I made Wood Fired Teapot on the potter’s wheel from stoneware clay. First, I throw the body and the lid. I create a gallery in the neck of the teapot to seat the lid. When the two parts are ready, I trim a slight foot and round out the lid. Next, I make a spout on the potter’s wheel. And when the spout is slightly stiff, I cut and fit it to the pot. Then I pierce holes where the spout will go to create a screen for loose leaf teas and attach the spout. Once the spout is attached, smoothed, and pitched properly, I pull the handle from a lug of clay. I pull my handles directly from the pot, which gives it a natural shape and connection to the teapot. Lastly, I twist a knotted finial for the lid. And voila a teapot is born.
The result is a balanced sum of the parts.
After the teapot is fired to bisque, I glazed the teapot in Malcolm’s Shino, which I make. And I like to pour and layer when glazing with shinos. Thinner swatches pull to a reddish brown. And thicker areas result in a caramel brown or even cream color.
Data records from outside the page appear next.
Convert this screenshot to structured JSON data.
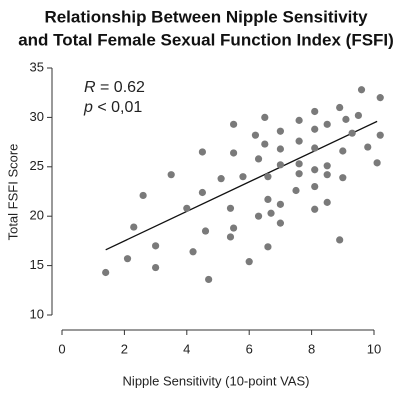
{
  "chart_data": {
    "type": "scatter",
    "title": [
      "Relationship Between Nipple Sensitivity",
      "and Total Female Sexual Function Index (FSFI)"
    ],
    "x_label": "Nipple Sensitivity (10-point VAS)",
    "y_label": "Total FSFI Score",
    "xlim": [
      0,
      10
    ],
    "xticks": [
      0,
      2,
      4,
      6,
      8,
      10
    ],
    "ylim": [
      10,
      35
    ],
    "yticks": [
      10,
      15,
      20,
      25,
      30,
      35
    ],
    "color": "#7a7a7a",
    "annotations": [
      {
        "symbol": "R",
        "text": " = 0.62"
      },
      {
        "symbol": "p",
        "text": " < 0,01"
      }
    ],
    "trendline": {
      "x": [
        1.4,
        10.1
      ],
      "y": [
        16.6,
        29.6
      ]
    },
    "x": [
      1.4,
      2.1,
      2.3,
      2.6,
      3.0,
      3.0,
      3.5,
      4.0,
      4.2,
      4.5,
      4.5,
      4.6,
      4.7,
      5.1,
      5.4,
      5.5,
      5.5,
      5.5,
      5.4,
      5.8,
      6.0,
      6.2,
      6.3,
      6.3,
      6.5,
      6.5,
      6.6,
      6.6,
      6.7,
      6.6,
      7.0,
      7.0,
      7.0,
      7.0,
      7.0,
      7.6,
      7.6,
      7.6,
      7.6,
      7.5,
      8.1,
      8.1,
      8.1,
      8.1,
      8.1,
      8.1,
      8.5,
      8.5,
      8.5,
      8.5,
      8.9,
      8.9,
      9.0,
      9.0,
      9.1,
      9.3,
      9.6,
      10.1,
      9.5,
      10.2,
      10.2,
      9.8
    ],
    "y": [
      14.3,
      15.7,
      18.9,
      22.1,
      17.0,
      14.8,
      24.2,
      20.8,
      16.4,
      26.5,
      22.4,
      18.5,
      13.6,
      23.8,
      20.8,
      29.3,
      26.4,
      18.8,
      17.9,
      24.0,
      15.4,
      28.2,
      25.8,
      20.0,
      30.0,
      27.3,
      24.0,
      21.7,
      20.3,
      16.9,
      28.6,
      26.8,
      25.2,
      21.2,
      19.3,
      29.7,
      27.6,
      25.3,
      24.3,
      22.6,
      30.6,
      28.8,
      26.9,
      24.7,
      23.0,
      20.7,
      29.3,
      25.1,
      24.2,
      21.4,
      31.0,
      17.6,
      26.6,
      23.9,
      29.8,
      28.4,
      32.8,
      25.4,
      30.2,
      32.0,
      28.2,
      27.0
    ]
  }
}
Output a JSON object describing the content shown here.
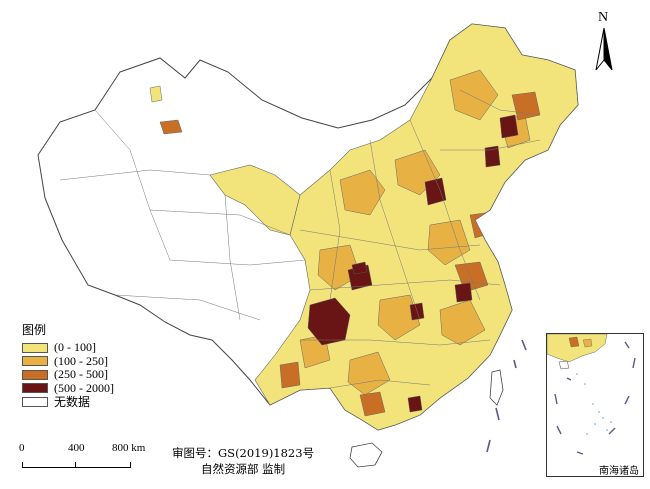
{
  "colors": {
    "c1": "#f2e47a",
    "c2": "#e8b143",
    "c3": "#c96f25",
    "c4": "#6a1515",
    "none": "#ffffff",
    "border": "#555555"
  },
  "legend": {
    "title": "图例",
    "items": [
      {
        "label": "(0 - 100]",
        "color_key": "c1"
      },
      {
        "label": "(100 - 250]",
        "color_key": "c2"
      },
      {
        "label": "(250 - 500]",
        "color_key": "c3"
      },
      {
        "label": "(500 - 2000]",
        "color_key": "c4"
      },
      {
        "label": "无数据",
        "color_key": "none"
      }
    ]
  },
  "scale": {
    "label_0": "0",
    "label_1": "400",
    "label_2": "800 km"
  },
  "credit": {
    "line1": "审图号：GS(2019)1823号",
    "line2": "自然资源部  监制"
  },
  "inset": {
    "label": "南海诸岛"
  },
  "north_arrow": {
    "letter": "N"
  }
}
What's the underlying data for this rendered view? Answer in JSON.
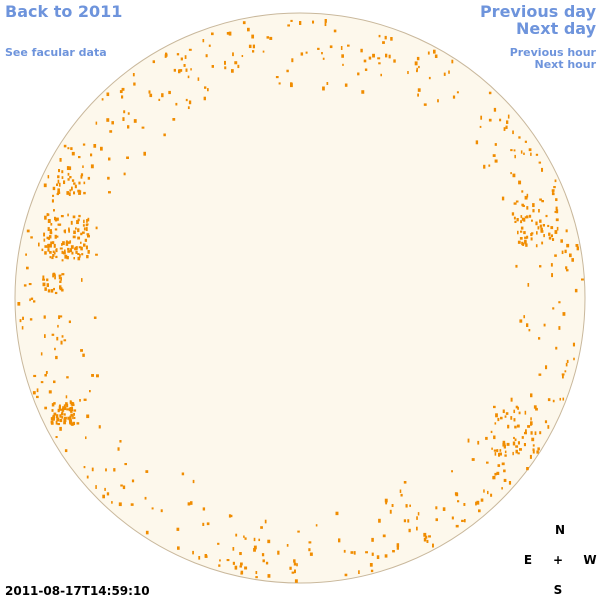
{
  "navigation": {
    "back": "Back to 2011",
    "facular_data": "See facular data",
    "previous_day": "Previous day",
    "next_day": "Next day",
    "previous_hour": "Previous hour",
    "next_hour": "Next hour"
  },
  "timestamp": "2011-08-17T14:59:10",
  "compass": {
    "north": "N",
    "east": "E",
    "center": "+",
    "west": "W",
    "south": "S"
  }
}
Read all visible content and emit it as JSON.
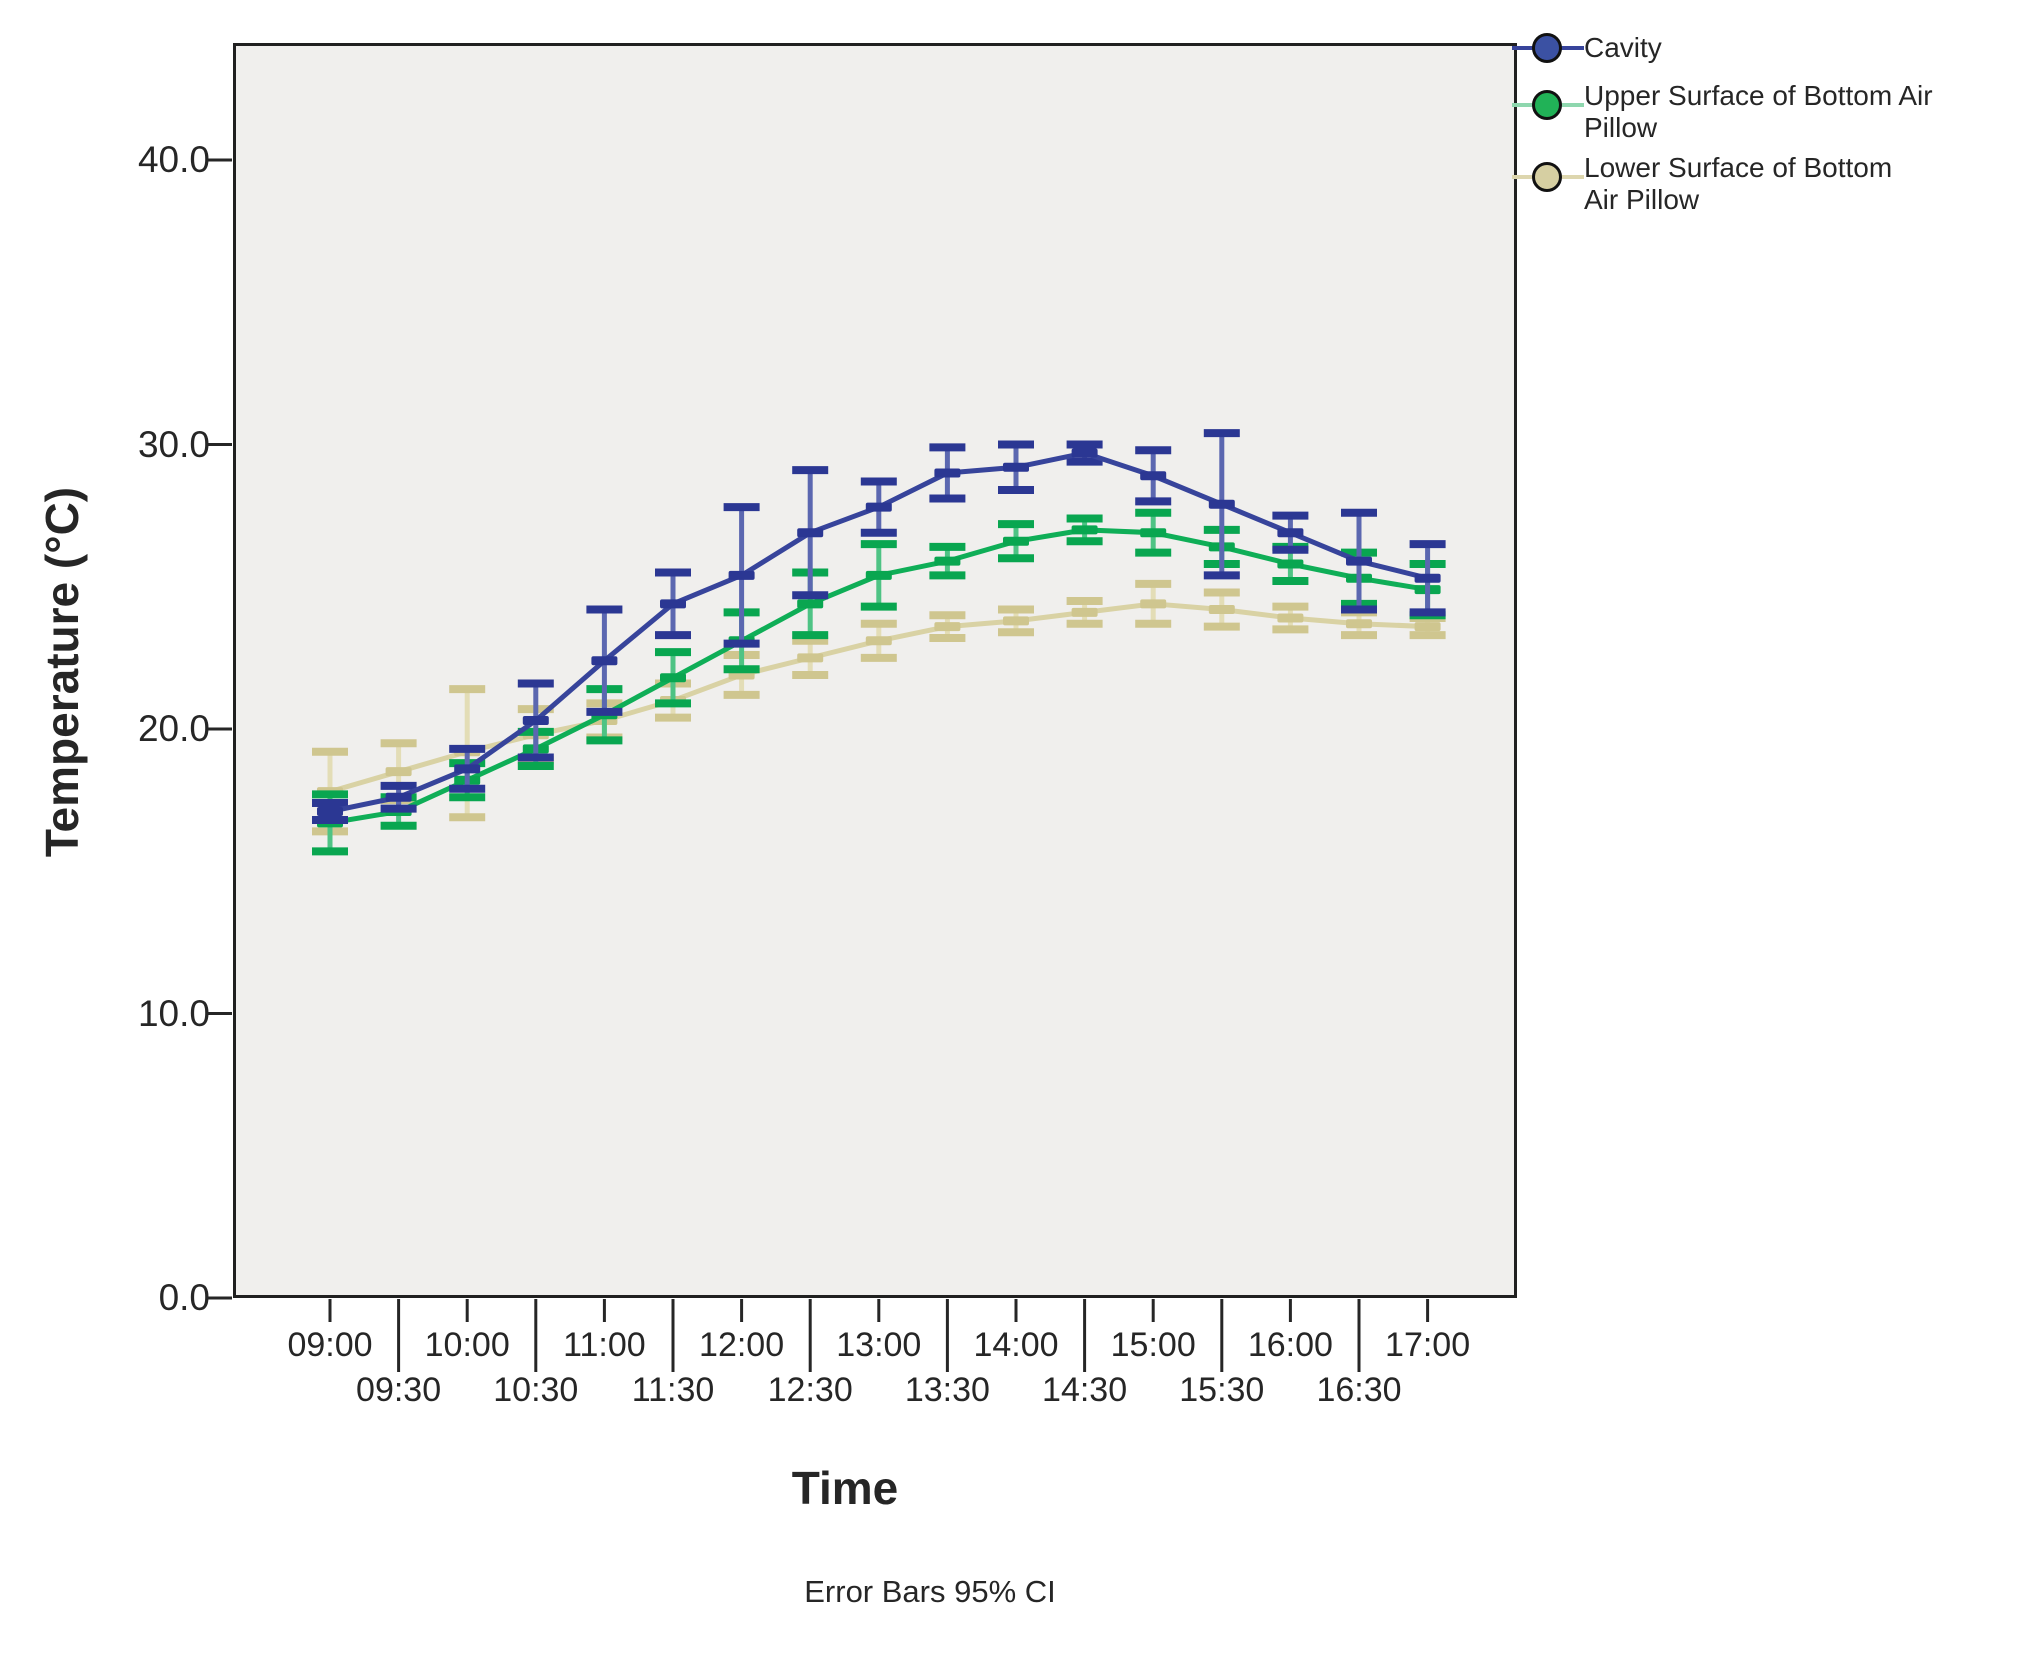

Often a shino glaze will pull or crawl where thick; and I happen to like these areas because they add texture and interest. The overall effect gives the surface depth. For the final touch, I brush a black slip around the rim which sets off the Shino.
Wood Fired Shino Teapot fired for 32 hours in a wood burning kiln to 2400 degrees F. It has a neutral matte surface with hints of peach, red brown, and yellow ash.
Steep and serve your favorite tea, loose leaf or bagged. The spout has a built in “screen”. Serve sake if you like. The teapot pours smoothly.
Display on a shelf when not using the teapot.
Makes a great wedding, anniversary, housewarming, birthday, or anytime gift. Feast your eyes on the various passages that create a fascinating surface of this full form.